How to Manage the Effects of Quarantine on Your Child
Responsive image

Sara Zein
· 10 min read

As mentioned in one of our previous articles (Understanding the Effects of Quarantine on Your Children), the transition for children from quarantine at home to school may not be an easy one. A significant number of parents have been reporting displays of resistance, clinginess, continuous crying, and apprehension among their children every morning before going to school; and such behaviors have been consistent for over 3 months, which can be difficult and tiring for both the child and parents. However, there are several things that could be done by parents to ease their child’s return to normal life, of which include:

1. Having a secure family, with good communication between the children, siblings, and parents, can act as an essential protective factor against stress and uncertainty. This is the case because:
a. Siblings can often support each other emotionally when leaving their parents’ house, on their way to school, and in school.
b. A family with strong emotional bonds can more easily talk about emotions, address sensitive topics, and rely on each other for support.

2. Parents should take the developmental phase of their child into utmost consideration when responding to the former’s needs.
a. Younger children require more attention and care from their parents than adolescents. In the hours after school, parents could devote more time to playing, talking, and discussing the situation with them.
b. The daily reassurance and undivided positive attention of the caregivers for a certain amount of time is important for a child’s adaptive transition.
c. Increasing the quality time with children can be a key factor in strengthening the communication and trust between family members.

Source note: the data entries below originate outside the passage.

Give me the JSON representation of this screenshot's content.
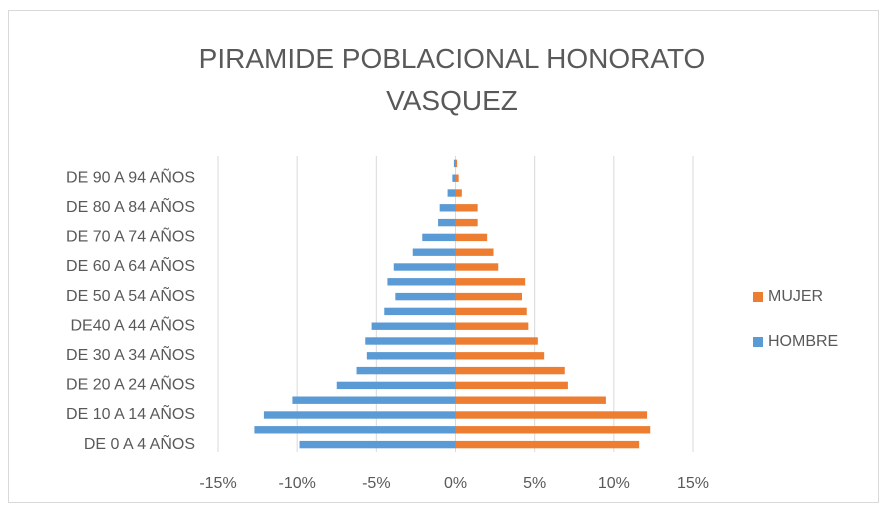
{
  "chart_data": {
    "type": "bar",
    "orientation": "horizontal",
    "title": "PIRAMIDE POBLACIONAL HONORATO VASQUEZ",
    "categories": [
      "DE 0 A 4 AÑOS",
      null,
      "DE 10 A 14 AÑOS",
      null,
      "DE 20 A 24 AÑOS",
      null,
      "DE 30 A 34 AÑOS",
      null,
      "DE40 A 44 AÑOS",
      null,
      "DE 50 A 54 AÑOS",
      null,
      "DE 60 A 64 AÑOS",
      null,
      "DE 70 A 74 AÑOS",
      null,
      "DE 80 A 84 AÑOS",
      null,
      "DE 90 A 94 AÑOS",
      null
    ],
    "series": [
      {
        "name": "MUJER",
        "color": "#ed7d31",
        "values": [
          11.6,
          12.3,
          12.1,
          9.5,
          7.1,
          6.9,
          5.6,
          5.2,
          4.6,
          4.5,
          4.2,
          4.4,
          2.7,
          2.4,
          2.0,
          1.4,
          1.4,
          0.4,
          0.2,
          0.1
        ]
      },
      {
        "name": "HOMBRE",
        "color": "#5b9bd5",
        "values": [
          -9.85,
          -12.7,
          -12.1,
          -10.3,
          -7.5,
          -6.25,
          -5.6,
          -5.7,
          -5.3,
          -4.5,
          -3.8,
          -4.3,
          -3.9,
          -2.7,
          -2.1,
          -1.1,
          -1.0,
          -0.5,
          -0.2,
          -0.1
        ]
      }
    ],
    "xlim": [
      -15,
      15
    ],
    "xticks": [
      {
        "value": -15,
        "label": "-15%"
      },
      {
        "value": -10,
        "label": "-10%"
      },
      {
        "value": -5,
        "label": "-5%"
      },
      {
        "value": 0,
        "label": "0%"
      },
      {
        "value": 5,
        "label": "5%"
      },
      {
        "value": 10,
        "label": "10%"
      },
      {
        "value": 15,
        "label": "15%"
      }
    ],
    "grid": true,
    "legend": "right"
  }
}
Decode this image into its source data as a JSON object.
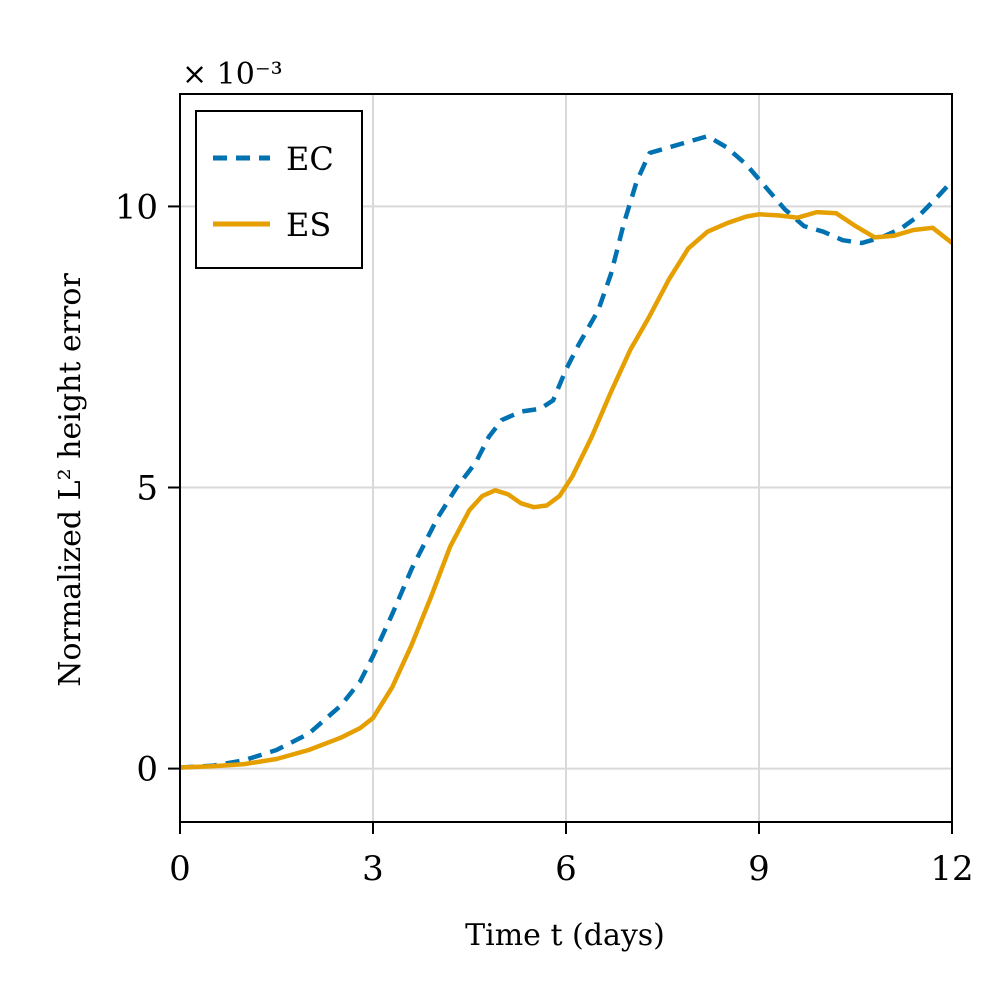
{
  "chart_data": {
    "type": "line",
    "xlabel": "Time t (days)",
    "ylabel": "Normalized L² height error",
    "y_scale_note": "× 10⁻³",
    "xlim": [
      0,
      12
    ],
    "ylim": [
      -0.95,
      12.0
    ],
    "x_ticks": [
      0,
      3,
      6,
      9,
      12
    ],
    "x_tick_labels": [
      "0",
      "3",
      "6",
      "9",
      "12"
    ],
    "y_ticks": [
      0,
      5,
      10
    ],
    "y_tick_labels": [
      "0",
      "5",
      "10"
    ],
    "grid": true,
    "legend_position": "top-left",
    "colors": {
      "EC": "#0072b2",
      "ES": "#e69f00"
    },
    "series": [
      {
        "name": "EC",
        "style": "dashed",
        "x": [
          0,
          0.5,
          1.0,
          1.5,
          2.0,
          2.5,
          2.8,
          3.0,
          3.3,
          3.6,
          4.0,
          4.3,
          4.6,
          4.8,
          5.0,
          5.3,
          5.6,
          5.8,
          6.0,
          6.2,
          6.5,
          6.7,
          6.9,
          7.1,
          7.3,
          7.6,
          7.9,
          8.2,
          8.5,
          8.8,
          9.1,
          9.4,
          9.7,
          10.0,
          10.3,
          10.6,
          10.9,
          11.2,
          11.5,
          11.8,
          12.0
        ],
        "values": [
          0.02,
          0.05,
          0.15,
          0.33,
          0.62,
          1.12,
          1.55,
          2.0,
          2.75,
          3.55,
          4.45,
          5.0,
          5.45,
          5.9,
          6.2,
          6.35,
          6.4,
          6.55,
          7.1,
          7.55,
          8.15,
          8.8,
          9.7,
          10.45,
          10.95,
          11.05,
          11.15,
          11.25,
          11.05,
          10.75,
          10.35,
          9.95,
          9.65,
          9.55,
          9.4,
          9.35,
          9.45,
          9.6,
          9.85,
          10.2,
          10.45
        ]
      },
      {
        "name": "ES",
        "style": "solid",
        "x": [
          0,
          0.5,
          1.0,
          1.5,
          2.0,
          2.5,
          2.8,
          3.0,
          3.3,
          3.6,
          3.9,
          4.2,
          4.5,
          4.7,
          4.9,
          5.1,
          5.3,
          5.5,
          5.7,
          5.9,
          6.1,
          6.4,
          6.7,
          7.0,
          7.3,
          7.6,
          7.9,
          8.2,
          8.5,
          8.8,
          9.0,
          9.3,
          9.6,
          9.9,
          10.2,
          10.5,
          10.8,
          11.1,
          11.4,
          11.7,
          12.0
        ],
        "values": [
          0.02,
          0.04,
          0.08,
          0.17,
          0.33,
          0.55,
          0.72,
          0.9,
          1.45,
          2.2,
          3.05,
          3.95,
          4.6,
          4.85,
          4.95,
          4.88,
          4.72,
          4.65,
          4.68,
          4.85,
          5.2,
          5.9,
          6.7,
          7.45,
          8.05,
          8.7,
          9.25,
          9.55,
          9.7,
          9.82,
          9.86,
          9.84,
          9.8,
          9.9,
          9.88,
          9.65,
          9.45,
          9.48,
          9.58,
          9.62,
          9.35
        ]
      }
    ]
  }
}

3. Increasing a child’s awareness on what COVID-19 is, why they were under lockdown, what would happen if they caught the virus, and how they should interact with their fellow teachers and peers.
a. Information regarding such matters should be delivered in an age appropriate, simple, fact based, and clear manner. To do so, parents can rely on verbal explanations accompanied by visual aids such as age-appropriate videos presented by Ted-Ed, WHO, UNICEF etc.
b. Such techniques would decrease the possibility of children having false or superstitious ideas that can be anxiety provoking.
c. For example, if children were generally warned against being near other people, without the parents getting into detail on the reasons of such a warning, they might develop an aversion to crowded places such as schools. Several youths have also struggled with extreme fear for their parents’ health, which also adds to their reluctance and apprehension of going to school.
d. Educational videos with attractive illustrations and animations can also improve the protective/hygienic skills of children against COVID-19.

4. Avoid exposing children to tabloid news, which can often contain exaggerated language, violent COVID-19 related imagery, false news, and so on. While adults can more easily detect an exaggeration, and overrule it as such without too much thought, children have a hard time doing so. Thus, exposing child to such reports can elicit increased anxiety.

5. Parents are also advised to model appropriate preventive measures and coping mechanisms to their children.
a. Modeling is basically performing an activity in a way that is understandable, and informative to a child, allowing them to eventually perform the same action by themselves.
b. This can include preventive actions like hand washing, wearing masks; but also social behaviors like how to interact with people, what they are allowed to touch etc.
c. Setting reminders for when to perform the modelling actions can be helpful as well.

6. Efforts should be made so that a consistent routine is followed by the child, with enough opportunities to play, read, rest and engage in physical activity.
a. It is recommended for families to play board games and engage in indoor sports activities whereby the child can avoid spending too much time playing games.
b. Parents should ensure their child has a consistent bedtime routine.
c. It is desirable for parents to provide their child with more time and attention before bedtime.

7. Parents should focus on praising and encouraging “good behavior” over warning and disciplining against “bad behaviors”
a. This includes focusing on and reinforcing small milestones and behaviors that have improved. For example, showing less clinginess before leaving home, crying has become less intense, improvement of school grades (even if it was minor), making new friends, and earning positive notes from teachers.
b. If parents feel the need to caution their child on a certain behavior, they can do so by informing him/her of other, better options, instead of scolding their actions. Positively framing an instruction is more effective while communicating with children.
c. “Provide more praise and social reinforcements to children compared to material reinforcements.”

8. Decrease attention paid to non-harmful “negative” behaviors of a child.
a. Sometimes, attention can reinforce and help maintain an unwanted behavior much longer than desired.
b. For instance, taking your child to school yourself after they refuse to get on the bus will reinforce their refusal, because it resulted in a desirable action of you driving them to school. Other actions such as allowing them to stay home and not attend school after they exhibit distress will also reinforce their behavior.
c. It is also important to note that these negative behaviors are not stemming from a valid reason that is causing harm to your child or anyone else. Nevertheless, you should always validate your child’s feelings and emotions, understand where their struggle is coming from, and make sure that their resistance to school is not due bullying or possible abuse. If that is the case, then more individualized attention, care, and collaborative measures with the school should be taken.


Singh, S., Roy, D., Sinha, K., Parveen, S., Sharma, G., & Joshi, G. (2020). Impact of COVID-19 and lockdown on mental health of children and adolescents: A narrative review with recommendations. Psychiatry research, 293, 113429.